I had a quick surf at Balevullin earlier this evening – the purple-white sand beach in the northwest corner of the island. It wasn’t crowded – just me and a couple of body surfers to begin with, then me on my own, then me and a large, inquisitive seal, bobbing around about 20ft away, scoping me out. The waves were small – only a couple of feet – but felt as if they had more punch to them than earlier in the week. As I walked back to the car at high tide, the shore break snapping and hissing at my ankles, I was already looking forward to getting back in the water the next day. If this evening was the starter, then tomorrow will be the main course.

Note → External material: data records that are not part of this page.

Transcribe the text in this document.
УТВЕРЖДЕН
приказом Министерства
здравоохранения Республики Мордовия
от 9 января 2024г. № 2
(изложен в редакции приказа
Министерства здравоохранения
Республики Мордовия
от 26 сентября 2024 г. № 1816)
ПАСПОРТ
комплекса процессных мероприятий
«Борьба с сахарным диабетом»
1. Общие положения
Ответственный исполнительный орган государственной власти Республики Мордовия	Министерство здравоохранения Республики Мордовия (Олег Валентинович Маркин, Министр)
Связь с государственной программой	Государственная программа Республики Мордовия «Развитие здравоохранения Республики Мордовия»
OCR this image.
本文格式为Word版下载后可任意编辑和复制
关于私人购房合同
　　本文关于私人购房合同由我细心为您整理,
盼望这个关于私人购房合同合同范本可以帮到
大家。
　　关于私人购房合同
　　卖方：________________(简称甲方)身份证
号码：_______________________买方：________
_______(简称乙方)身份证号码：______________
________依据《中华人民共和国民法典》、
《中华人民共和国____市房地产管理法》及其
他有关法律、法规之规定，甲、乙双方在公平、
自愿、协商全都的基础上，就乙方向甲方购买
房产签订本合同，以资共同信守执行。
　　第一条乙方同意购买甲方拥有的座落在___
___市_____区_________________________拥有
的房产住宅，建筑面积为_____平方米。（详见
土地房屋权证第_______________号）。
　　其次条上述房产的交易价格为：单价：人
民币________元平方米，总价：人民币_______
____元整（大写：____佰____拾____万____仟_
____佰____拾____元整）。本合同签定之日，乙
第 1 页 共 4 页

Having said that, tomorrow might not be the main course. The promised swell might not materialise, the wind direction might shift, and a million other things might go wrong. In the grand scheme of things, it could hardly matter less either way: the world will continue to spin on its axis whether I get to surf good waves tomorrow or not. Right now this minute, though, I honestly can’t think about anything else, and when you’re in a place as magical as Tiree, this kind of tunnel vision can be a bit of a curse. As I write this, I’m sitting in the gloaming in a farmhouse on the north coast of the island, looking out over a sheep field towards a sheltered little reef. Beyond the reef is the Sea of the Hebrides, and beyond that, barely visible on the horizon, are Barra and Sandray, Pabbay, Mingulay and Berneray – the most southerly of the western isles. In the field are occasional interlopers – greylag geese, lapwings and hares; on the telegraph wire that runs back up the rutted track to the main road, a flock of ten or 12 quarrelsome starlings, arrange and rearrange themselves like so many feathery abacus beads. Any normal person would be transfixed and delighted by all these goings-on, but me? I try my best to enjoy the birds, hares and distant islands, but my eye keeps being drawn back to the reef. Every time a wave washes over it, I’m convinced there’s a bit more whitewater than before – a tell-tale sign that the swell’s getting bigger. Lapwings schlapwings – tomorrow’s gonna be epic.